Lettura di 7 min. Postato in Prescrizione dell’esercizio
Scritto da Dr Nicole Surdyka info

Quando posso giocare di nuovo?

La prima domanda posta da quasi tutti gli atleti infortunati è “quando potrò giocare di nuovo?”. Il ritorno allo sport (RTS) è spesso visto nel mondo della riabilitazione come quel giorno magico in cui l’atleta potrà tornare a partecipare pienamente al proprio sport, con la propria squadra, allo stesso livello a cui si trovava prima dell’infortunio, come se l’infortunio non si fosse mai verificato.

Invece, il RTS dovrebbe essere visto come un continuum lungo tutto il processo riabilitativo e lungo lo spettro delle prestazioni. Dovrebbe essere un dialogo che inizia nel primo incontro con un paziente e continua durante le successive sessioni di trattamento. La Dichiarazione di Consenso del 2016 sul Ritorno allo Sport del Primo Congresso Mondiale di Fisioterapia Sportiva descrive questo continuum di RTS come avente tre fasi.

Nella fase di Ritorno alla Partecipazione (Return to Partecipation), l’atleta potrà essere in grado di partecipare a sessioni di allenamento complete o modificate, ridurre il tempo o svolgere ruoli diversi in una gara/competizione, ma non potrà ancora giocare al livello di gioco pre-infortunio. Ciò potrebbe essere dovuto ad una serie di motivi diversi, tra cui lo stadio di guarigione dei tessuti, l’idoneità fisica, la preparazione psicologica o qualsiasi altro fattore contestuale che gli impedisce di tornare completamente allo sport.

La fase di Ritorno allo Sport (Return to Sport) avviene quando un atleta è in grado di partecipare pienamente al proprio sport, ma non ancora al livello di prestazione desiderato. A volte può essere il momento in cui l’atleta decide di aver completato con successo il ritorno allo sport.

Ad esempio, una giocatrice di calcio del college che si lesiona il legamento crociato anteriore alla fine della sua stagione da senior e non ha aspettative di giocare a livello professionistico potrebbe essere soddisfatta di poter tornare a giocare a calcio a livello amatoriale. Non parteciperebbe allo stesso livello di prima, ma i fattori contestuali l’hanno resa soddisfatta del raggiungimento di questo livello di ritorno allo sport.

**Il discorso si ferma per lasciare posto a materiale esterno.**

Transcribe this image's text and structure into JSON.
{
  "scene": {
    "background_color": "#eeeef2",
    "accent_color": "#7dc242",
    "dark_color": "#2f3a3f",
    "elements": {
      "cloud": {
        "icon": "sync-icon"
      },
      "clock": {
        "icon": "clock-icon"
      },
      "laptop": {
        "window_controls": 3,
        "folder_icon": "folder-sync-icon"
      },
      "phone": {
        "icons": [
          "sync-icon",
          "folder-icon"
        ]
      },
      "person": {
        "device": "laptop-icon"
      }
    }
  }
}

Al contrario, per un atleta professionista che è al primo anno di contratto, il RTS può essere il momento in cui è tornato a giocare senza limiti, ma non riesce ancora a raggiungere i propri obiettivi di prestazione, o sta entrando principalmente a partita in corso piuttosto che essere un membro della formazione titolare. Per questo giocatore, tornare a questo livello non si definirebbe un RTS di successo.

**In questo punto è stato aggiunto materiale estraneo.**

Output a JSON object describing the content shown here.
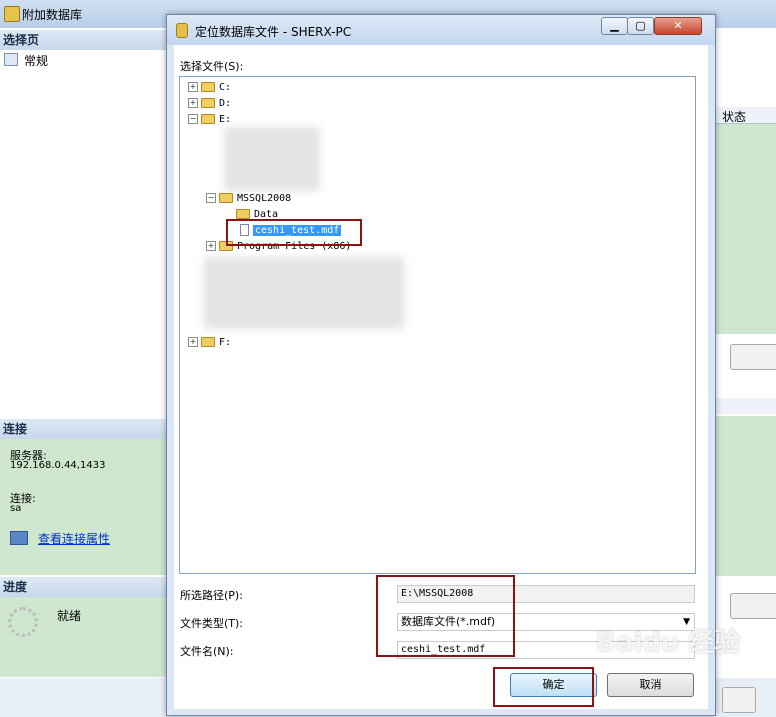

La fase di Ritorno alla Prestazione (Return to Performance) è quando l’atleta ha raggiunto o superato il livello di prestazione che aveva prima dell’infortunio. L’atleta sta lavorando per obiettivi di prestazione più elevati, raggiungendo le performance e ha migliorato i parametri delle prestazioni a livelli migliori rispetto a prima dell’infortunio.

È importante essere in grado di far progredire e regredire gli atleti attraverso questo continuum e comprendere i fattori contestuali che giocano nel processo decisionale del RTS. Fortunatamente, ci sono alcuni modelli che possono aiutare nella guida delle principali parti interessate attraverso il processo del RTS.

Il Framework StARRT – Valutazione strategica del rischio e tolleranza al rischio (Strategic Assessment of Risk and Risk Tolerance)

Questo quadro è uno dei 3 modelli presentati dalla dichiarazione di consenso sul ritorno allo sport del 2016 che può aiutare a guidare il processo decisionale sul ritorno allo sport.

Si tratta di un modello in 3 fasi che “stima i rischi di diversi outcome a breve e lungo termine associati a RTS”. Esamina anche le diverse variabili che possono contribuire o ridurre il livello di rischio connesso al ritorno allo sport.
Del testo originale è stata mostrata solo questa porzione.